The Senate made another attempt Wednesday night to get funding for additional priorities with an amendment to the budget from Sen. Nicole Grohoski, D-Ellsworth, that included mental health, state reimbursements for veterans homes, an increase in salaries for ed techs and school support staff beyond what is in the budget that passed, and recruitment and retention incentives for state workers.

The Senate approved the amendment in a bipartisan vote but it was later dropped in favor of the version of the budget adopted by the House.

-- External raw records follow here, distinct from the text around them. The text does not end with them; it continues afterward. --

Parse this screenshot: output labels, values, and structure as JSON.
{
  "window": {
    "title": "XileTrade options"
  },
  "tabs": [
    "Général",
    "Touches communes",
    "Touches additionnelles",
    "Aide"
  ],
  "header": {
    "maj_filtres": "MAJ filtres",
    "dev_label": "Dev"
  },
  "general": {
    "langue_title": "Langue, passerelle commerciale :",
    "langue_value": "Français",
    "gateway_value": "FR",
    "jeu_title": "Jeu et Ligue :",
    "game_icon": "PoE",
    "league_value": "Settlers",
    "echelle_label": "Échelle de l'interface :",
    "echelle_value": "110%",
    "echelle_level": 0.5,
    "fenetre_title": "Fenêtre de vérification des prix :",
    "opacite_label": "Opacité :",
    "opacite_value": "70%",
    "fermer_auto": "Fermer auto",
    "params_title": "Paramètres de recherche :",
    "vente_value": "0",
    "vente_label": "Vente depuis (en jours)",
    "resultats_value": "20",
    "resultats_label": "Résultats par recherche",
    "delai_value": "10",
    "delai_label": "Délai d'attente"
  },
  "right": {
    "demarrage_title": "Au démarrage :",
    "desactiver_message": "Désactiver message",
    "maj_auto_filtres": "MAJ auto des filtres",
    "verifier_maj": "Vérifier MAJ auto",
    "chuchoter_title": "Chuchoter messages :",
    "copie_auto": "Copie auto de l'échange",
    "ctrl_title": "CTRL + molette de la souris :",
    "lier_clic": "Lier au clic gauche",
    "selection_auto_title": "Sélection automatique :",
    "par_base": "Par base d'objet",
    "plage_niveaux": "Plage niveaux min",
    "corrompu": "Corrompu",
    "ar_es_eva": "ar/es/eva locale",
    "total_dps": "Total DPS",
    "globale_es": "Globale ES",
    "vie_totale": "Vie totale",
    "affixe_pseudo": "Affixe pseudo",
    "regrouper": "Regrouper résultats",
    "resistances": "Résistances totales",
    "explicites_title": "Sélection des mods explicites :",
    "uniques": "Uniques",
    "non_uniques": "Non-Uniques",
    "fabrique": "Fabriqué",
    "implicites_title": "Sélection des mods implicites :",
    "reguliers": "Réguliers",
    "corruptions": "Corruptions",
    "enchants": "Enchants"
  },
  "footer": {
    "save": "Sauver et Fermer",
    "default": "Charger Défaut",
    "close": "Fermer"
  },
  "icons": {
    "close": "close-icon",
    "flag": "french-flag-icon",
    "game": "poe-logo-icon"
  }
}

The $430 million total includes about $302 million in one-time expenses, which includes the storm relief, and another $127 million in general fund appropriations for the remainder of the biennium. It adds to the current $10.34 billion biennial state budget.

Other items included in the final budget are: $76 million to increase affordable housing through investments in emergency housing, low-income housing tax credits and the state’s Affordable Homeownership and Rural Affordable Rental Housing programs; $21 million to ensure the state continues to share the total cost of funding K-12 education at 55%; and $26 million to support nursing homes.

It also includes $14.1 million to fully fund the income eligibility expansion for the Qualified Medicare Beneficiary Program, also known as the Medicare Savings Programs; $12.9 million in child care investments; and $19.6 million in mental and public health funds for mobile response services, crisis receiving centers and other investments.